Territory Wildlife Park
Roughly half way between Litchfield and Darwin lies the Territory Wildlife Park. We visited, without any huge expectations and really enjoyed it. The wildlife park is very different to your average zoo, with naturally occurring landscapes and a whole heap of amazing animals to see.
One of the most popular swimming destinations around Darwin is Berry Springs. This is a spectacular location with warm water that calls you in! There’s a big car park (to cater for lots of visitors!), a huge grassy area, a number of places to see and swim at and plenty of BBQ’s and shade.
How do we rate Litchfield?
What’s not to like? Seriously, there isn’t much. The walks are easy, the swimming is amazing, the natural beauty is unreal. Camping is cheap, there’s no entry fee and the facilities are pretty good.
Driving between attractions is easy and quick, and you can have an amazing and varied day. After 4 nights at Litchfield, we were both saying it was the best, or very close to the best place we visited in 12 weeks of travelling.

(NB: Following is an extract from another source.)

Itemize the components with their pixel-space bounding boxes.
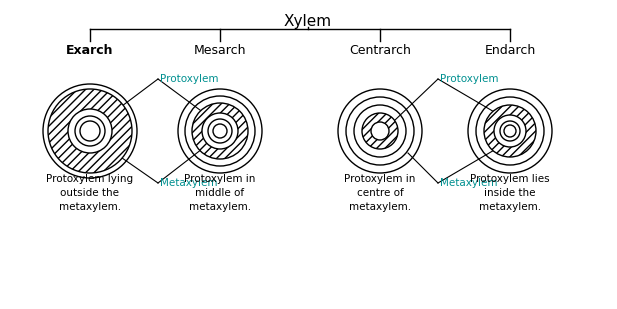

I really wanted to say that the best spots on our trip were 4WD access only, but in this case perhaps not. I also wanted to say that Kakadu is the better National Park to prove the naysayers wrong, but again, I can’t.
Of course, don’t miss Kakadu, and some of the special places like Koolpin Gorge, but Litchfield is truly unbelievable, and must be on your bucket list!
Sure, some more camp sites, and a few larger sites wouldn’t go astray, but for what it is, Litchfield is truly unreal.
Have you been to Litchfield National Park? What did you think of it?